Schwäbische Zeitung (Tettnang)
Impfpflicht in Kliniken läuft zum Jahresende aus
Bund verzichtet nach langem Zögern auf eine Verlängerung – Zustimmung von Ärzten und Verbänden
BERLIN - Die Impfpflicht für das Personal im Gesundheits- und Pflegebereich läuft zum Jahresende aus. Das verlautete am Montag aus dem Bundesgesundheitsministerium. Zuvor hatten das bereits Sachsen, Bayern, Baden-Württemberg und Thüringen in einem Brief an den Bund gefordert. Aber auch andere Länder waren gegen eine Fortführung. Aus Berlin heißt es jetzt, dass die medizinische Grundlage für die Regelung entfallen sei – die aktuellen Impfstoffe könnten eine Ansteckung von Patienten oder Heimbewohnern durch das Personal nur sehr kurzzeitig unterbinden. Bei der offenbar auf dem Vormarsch befindlichen Virus-Subvariante BQ.1.1, die laut RobertKoch-Institut zuletzt bei acht Prozent der erfassten Fälle lag, was einer Vervierfachung des Anteils in den vergangenen vier Wochen entspreche, sei der Fremdschutz komplett fraglich. Die Regelung sei deshalb nicht fortsetzungswürdig.

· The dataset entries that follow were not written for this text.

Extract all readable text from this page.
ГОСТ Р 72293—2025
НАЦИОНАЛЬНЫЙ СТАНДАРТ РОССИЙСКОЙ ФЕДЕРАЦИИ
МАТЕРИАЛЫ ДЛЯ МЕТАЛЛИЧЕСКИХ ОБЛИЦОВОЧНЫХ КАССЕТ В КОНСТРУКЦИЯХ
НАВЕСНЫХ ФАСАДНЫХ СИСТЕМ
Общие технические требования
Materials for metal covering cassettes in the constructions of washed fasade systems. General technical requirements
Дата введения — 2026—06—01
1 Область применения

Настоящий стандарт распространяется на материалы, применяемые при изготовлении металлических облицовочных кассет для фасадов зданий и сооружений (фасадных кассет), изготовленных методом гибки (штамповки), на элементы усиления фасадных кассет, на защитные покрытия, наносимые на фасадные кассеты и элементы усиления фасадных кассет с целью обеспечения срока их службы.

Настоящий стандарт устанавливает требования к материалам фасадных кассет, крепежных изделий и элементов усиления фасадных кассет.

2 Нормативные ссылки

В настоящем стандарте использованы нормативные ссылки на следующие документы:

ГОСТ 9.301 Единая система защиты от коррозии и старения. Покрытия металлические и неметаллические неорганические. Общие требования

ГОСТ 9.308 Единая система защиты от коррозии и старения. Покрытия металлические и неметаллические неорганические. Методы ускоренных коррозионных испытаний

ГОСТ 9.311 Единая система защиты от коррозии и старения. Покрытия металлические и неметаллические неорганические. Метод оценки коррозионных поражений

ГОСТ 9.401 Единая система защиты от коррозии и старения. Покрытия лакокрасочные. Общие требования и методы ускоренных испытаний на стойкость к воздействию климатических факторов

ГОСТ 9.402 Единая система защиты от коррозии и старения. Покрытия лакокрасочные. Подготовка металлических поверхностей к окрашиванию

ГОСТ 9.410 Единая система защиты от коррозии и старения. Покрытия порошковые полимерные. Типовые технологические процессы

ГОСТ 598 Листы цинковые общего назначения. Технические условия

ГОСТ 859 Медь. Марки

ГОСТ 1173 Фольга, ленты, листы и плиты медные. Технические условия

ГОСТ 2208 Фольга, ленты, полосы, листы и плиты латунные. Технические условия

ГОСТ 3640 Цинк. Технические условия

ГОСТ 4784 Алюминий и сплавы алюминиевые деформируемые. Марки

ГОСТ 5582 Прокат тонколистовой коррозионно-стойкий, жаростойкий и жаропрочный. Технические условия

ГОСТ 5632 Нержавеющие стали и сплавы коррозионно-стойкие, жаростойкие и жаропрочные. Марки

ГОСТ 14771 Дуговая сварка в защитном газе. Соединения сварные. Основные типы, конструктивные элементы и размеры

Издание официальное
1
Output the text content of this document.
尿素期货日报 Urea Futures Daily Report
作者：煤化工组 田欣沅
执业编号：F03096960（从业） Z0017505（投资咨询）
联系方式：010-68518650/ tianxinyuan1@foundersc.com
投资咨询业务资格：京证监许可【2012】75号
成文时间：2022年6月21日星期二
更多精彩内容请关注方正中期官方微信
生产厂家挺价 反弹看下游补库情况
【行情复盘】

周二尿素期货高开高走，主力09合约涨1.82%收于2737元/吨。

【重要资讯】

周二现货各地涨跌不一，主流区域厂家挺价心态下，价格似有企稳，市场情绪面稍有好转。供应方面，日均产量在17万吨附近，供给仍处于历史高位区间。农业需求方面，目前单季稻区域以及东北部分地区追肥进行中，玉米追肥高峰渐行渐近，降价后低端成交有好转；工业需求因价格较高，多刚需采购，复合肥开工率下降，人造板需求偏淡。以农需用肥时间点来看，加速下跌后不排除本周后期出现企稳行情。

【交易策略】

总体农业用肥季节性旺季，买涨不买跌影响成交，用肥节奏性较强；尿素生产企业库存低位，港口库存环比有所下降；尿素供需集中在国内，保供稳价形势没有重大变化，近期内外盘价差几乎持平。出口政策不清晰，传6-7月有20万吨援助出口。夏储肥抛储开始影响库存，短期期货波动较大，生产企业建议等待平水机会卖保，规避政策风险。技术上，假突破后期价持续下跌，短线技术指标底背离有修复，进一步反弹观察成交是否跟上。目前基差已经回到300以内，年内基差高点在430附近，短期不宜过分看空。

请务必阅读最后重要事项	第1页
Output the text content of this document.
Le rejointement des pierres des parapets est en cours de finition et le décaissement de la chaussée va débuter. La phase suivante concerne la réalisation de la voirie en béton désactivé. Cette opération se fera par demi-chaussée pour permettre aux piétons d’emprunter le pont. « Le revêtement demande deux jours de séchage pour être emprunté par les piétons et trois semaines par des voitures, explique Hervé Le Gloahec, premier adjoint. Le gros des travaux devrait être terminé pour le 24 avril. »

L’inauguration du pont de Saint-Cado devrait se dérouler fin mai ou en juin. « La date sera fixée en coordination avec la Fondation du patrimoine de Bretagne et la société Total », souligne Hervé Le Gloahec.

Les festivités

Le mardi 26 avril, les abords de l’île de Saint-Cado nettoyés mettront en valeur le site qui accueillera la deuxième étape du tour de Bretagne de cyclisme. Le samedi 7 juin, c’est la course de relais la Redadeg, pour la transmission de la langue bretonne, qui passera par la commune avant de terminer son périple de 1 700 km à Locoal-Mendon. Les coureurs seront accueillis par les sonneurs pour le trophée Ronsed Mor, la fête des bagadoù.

Der Chef der Deutschen Krankenhausgesellschaft, Gerald Gaß, hatte bereits zuvor betont, dass die derzeitige Impfung gar nicht oder nur kurz vor Ansteckung schütze: „Das zentrale Argument für die Impfpflicht fällt also weg.“Die Länder wiederum hatten vor allem damit argumentiert, dass die Impfpflicht den Personalmangel im Gesundheitswesen noch verschärfe. Auch Andreas Gassen, Chef der Kassenärztlichen Bundesvereinigung, hatte die Maßnahme für überholt erklärt und gewarnt, dass sie drohe,
„zur Belastung für Krankenhäuser, Praxen und Pflegeeinrichtungen zu werden, wo jede Fachkraft dringend gebraucht wird“. Zudem sei die Durchsetzung mit einer enormen Bürokratie verbunden. Und für den Präsidenten des Bundesverbandes privater Anbieter sozialer Dienste, Bernd Meurer, wirkt die Impfpflicht „wie ein Relikt aus einer anderen Zeit der Pandemiebekämpfung“. Die Wohlfahrtsverbände hatten sich ebenfalls für das Auslaufen eingesetzt.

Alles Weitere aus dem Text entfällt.